((JEWISH REVIEW)) — An Orthodox rabbi in the Cleveland area was sentenced to 10 days in jail and 18 months of probation for stealing a pro-Palestinian banner from a student group at a local university.
The sentence, delivered on Wednesday, caps a charged saga in which students had alleged that the rabbi and pro-Israel activist, Alexander Popivker, had harassed them.
Popivker, a handyman and resident of the suburb of Cleveland Heights, was charged with theft in January for taking the banner from Solidarity for Palestinian Human Rights, a student group at Cleveland State University.
Popivker’s jail time will be suspended, which generally means he won’t have to serve it until after his probationary period is over, and may see it removed with good behavior. He is also required to attend anger management classes. The university has also barred him from campus for his behavior.
The case represents a rare instance, in the annals of campus debates over Israel, in which legal action has been taken against a pro-Israel activist for aggressive conduct toward pro-Palestinian students. Pro-Israel groups have filed a series of federal complaints alleging that campus groups have fostered a hostile atmosphere for Jews at campuses across the country, and pro-Palestinian students on multiple campuses have faced charges for their activism.

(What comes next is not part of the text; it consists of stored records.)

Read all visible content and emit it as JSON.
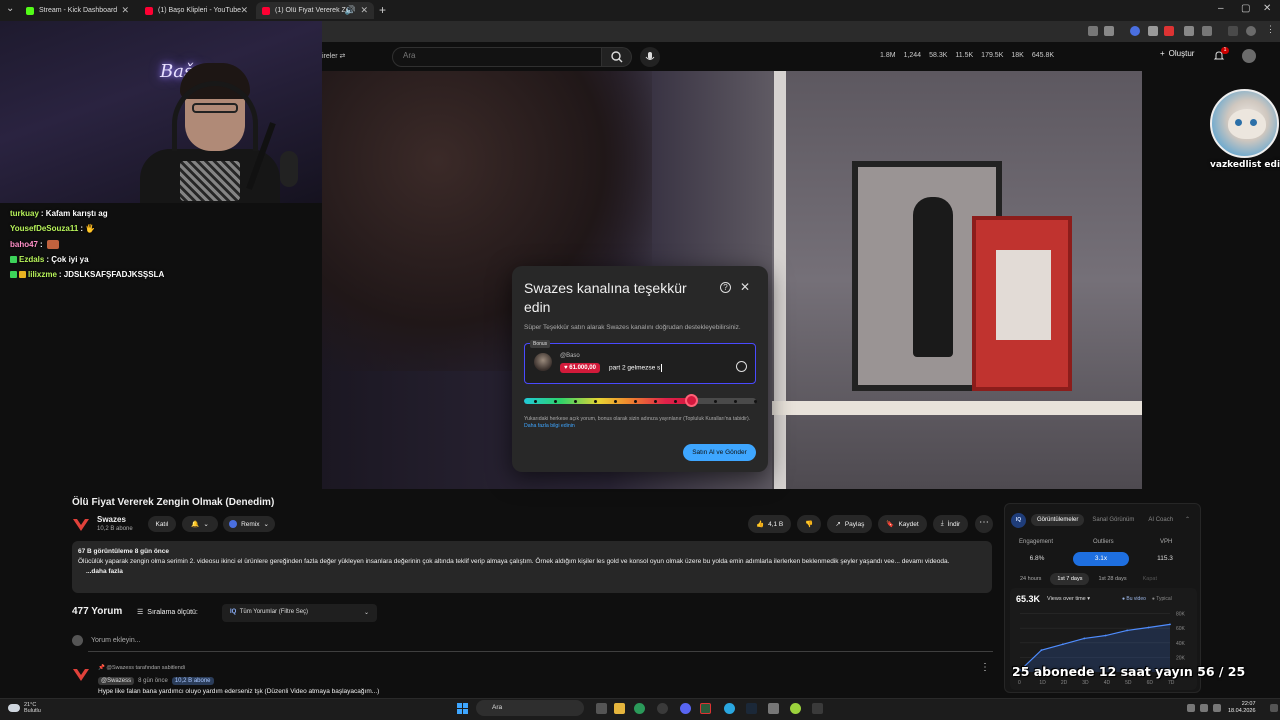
{
  "browser": {
    "tabs": [
      {
        "label": "Stream - Kick Dashboard",
        "active": false,
        "favicon_color": "#53fc18"
      },
      {
        "label": "(1) Başo Klipleri - YouTube",
        "active": false,
        "favicon_color": "#ff0033"
      },
      {
        "label": "(1) Ölü Fiyat Vererek Zengin",
        "active": true,
        "favicon_color": "#ff0033"
      }
    ]
  },
  "youtube": {
    "search_placeholder": "Ara",
    "filter_label": "ireler",
    "stats": [
      "1.8M",
      "1,244",
      "58.3K",
      "11.5K",
      "179.5K",
      "18K",
      "645.8K"
    ],
    "create_label": "Oluştur",
    "notification_count": "1"
  },
  "chat": [
    {
      "user": "turkuay",
      "color": "#b7f35a",
      "message": ": Kafam karıştı ag",
      "badge": ""
    },
    {
      "user": "YousefDeSouza11",
      "color": "#b7f35a",
      "message": ": 🖐",
      "badge": ""
    },
    {
      "user": "baho47",
      "color": "#ff8fc8",
      "message": ": ",
      "badge": "",
      "emote": true
    },
    {
      "user": "Ezdals",
      "color": "#b7f35a",
      "message": ": Çok iyi ya",
      "badge": "#3cd35a"
    },
    {
      "user": "lilixzme",
      "color": "#b7f35a",
      "message": ": JDSLKSAFŞFADJKSŞSLA",
      "badge": "#3cd35a"
    }
  ],
  "dialog": {
    "title": "Swazes kanalına teşekkür edin",
    "description": "Süper Teşekkür satın alarak Swazes kanalını doğrudan destekleyebilirsiniz.",
    "bonus_label": "Bonus",
    "username": "@Baso",
    "amount": "♥ 61.000,00",
    "message": "part 2 gelmezse s",
    "slider_percent": 72,
    "note": "Yukarıdaki herkese açık yorum, bonus olarak sizin adınıza yayınlanır (Topluluk Kuralları'na tabidir).",
    "note_link": "Daha fazla bilgi edinin",
    "buy_button": "Satın Al ve Gönder"
  },
  "overlay": {
    "cat_label": "vazkedlist edin",
    "goal_text": "25 abonede 12 saat yayın 56 / 25"
  },
  "video": {
    "title": "Ölü Fiyat Vererek Zengin Olmak (Denedim)",
    "channel": "Swazes",
    "subscribers": "10,2 B abone",
    "join_label": "Katıl",
    "remix_label": "Remix",
    "likes": "4,1 B",
    "share_label": "Paylaş",
    "save_label": "Kaydet",
    "download_label": "İndir",
    "description_meta": "67 B görüntüleme  8 gün önce",
    "description_text": "Ölücülük yaparak zengin olma serimin 2. videosu ikinci el ürünlere gereğinden fazla değer yükleyen insanlara değerinin çok altında teklif verip almaya çalıştım. Örnek aldığım kişiler les gold ve konsol oyun olmak üzere bu yolda emin adımlarla ilerlerken beklenmedik şeyler yaşandı vee... devamı videoda.",
    "description_more": "...daha fazla"
  },
  "comments": {
    "count": "477 Yorum",
    "sort_label": "Sıralama ölçütü:",
    "filter_label": "Tüm Yorumlar (Filtre Seç)",
    "add_placeholder": "Yorum ekleyin...",
    "pinned": "@Swazess tarafından sabitlendi",
    "first": {
      "user": "@Swazess",
      "time": "8 gün önce",
      "subs": "10,2 B abone",
      "text": "Hype like falan bana yardımcı oluyo yardım ederseniz tşk (Düzenli Video atmaya başlayacağım...)"
    }
  },
  "analytics": {
    "tabs": [
      "Görüntülemeler",
      "Sanal Görünüm",
      "AI Coach"
    ],
    "active_tab": 0,
    "metrics": [
      {
        "label": "Engagement",
        "value": "6.8%",
        "active": false
      },
      {
        "label": "Outliers",
        "value": "3.1x",
        "active": true
      },
      {
        "label": "VPH",
        "value": "115.3",
        "active": false
      }
    ],
    "ranges": [
      "24 hours",
      "1st 7 days",
      "1st 28 days",
      "Kapat"
    ],
    "active_range": 1,
    "big_value": "65.3K",
    "metric_select": "Views over time ▾",
    "legend": [
      "Bu video",
      "Typical"
    ]
  },
  "chart_data": {
    "type": "line",
    "title": "Views over time",
    "x": [
      0,
      1,
      2,
      3,
      4,
      5,
      6,
      7
    ],
    "xticks": [
      "0",
      "1D",
      "2D",
      "3D",
      "4D",
      "5D",
      "6D",
      "7D"
    ],
    "yticks": [
      "80K",
      "60K",
      "40K",
      "20K"
    ],
    "ylim": [
      0,
      85000
    ],
    "series": [
      {
        "name": "Bu video",
        "values": [
          2000,
          30000,
          38000,
          46000,
          50000,
          57000,
          61000,
          65300
        ]
      }
    ],
    "grid": true,
    "legend_position": "top-right"
  },
  "taskbar": {
    "weather_temp": "21°C",
    "weather_desc": "Bulutlu",
    "search_label": "Ara",
    "time": "22:07",
    "date": "18.04.2026"
  }
}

Popivker’s pro-Israel demonstrations at Cleveland State, carried outover the course of months before his ban, at times curdled into standoffs with students. He has frequently compared Palestinians to Nazis, and some students have accused him of targeting visibly Muslim people with harassment, which he denies. He also contacted a law student’s school and employers over her pro-Palestinian views, and made social media posts targeting her — an incident that led the student to file, with the support of a prominent Jewish dean at the university, an order of protection against Popivker.
Cleveland State, whose police force had made the initial arrest of Popivker, declined to comment on the sentence. A university spokesperson had previously told the Jewish Telegraphic Agency that Popivker “was not banned for the content of his speech, but how he chose to exercise it.”
The pro-Palestinian student group had previously celebrated the school’s decision to ban Popivker from campus, issuing a statement via the local Council on American-Islamic Relations chapter in February. “We are still deeply disturbed by the events of harassment against the Arab, Muslim, and specifically Palestinian community, but are relieved to know that our students and communities are safe on campus for now,” the group’s board said at the time.
On Wednesday, Popivker told (JEWISH REVIEW) that the sentence was “severe and unreasonable” and was “prompted by false claims by the university that I targeted Muslims for harassment and am Islamophobic.” He added that the ruling against him was a curtailing of his “First Amendment right to advocate at a public university.”
Popivker freely admits to stealing the banner, classifying it as an act of civil disobedience because the flag “erased Israel from the map.” But he otherwise blames his poor campus reputation on “Palestinian organizations, professors and students,” whom he says “are brainwashed with demonizing slander against the state of Israel.”
Local Jewish groups have been slow to comment on Popivker’s case, though after he was charged with the theft of the banner, The Lawfare Project, a pro-Israel legal group, called him “a Jewish civil rights activist.” A spokesperson for The Lawfare Project did not respond to a request for comment on his sentencing.
Popivker used the occasion of his sentencing hearing to attempt to stage a rally pushing the university to adopt the International Holocaust Remembrance Alliance’s definition of antisemitism, a document that has spurred controversy for saying certain types of criticism of Israel are antisemitic. Around a dozen people showed up at the courthouse to hand out Israeli flags, mostly friends and family, he said.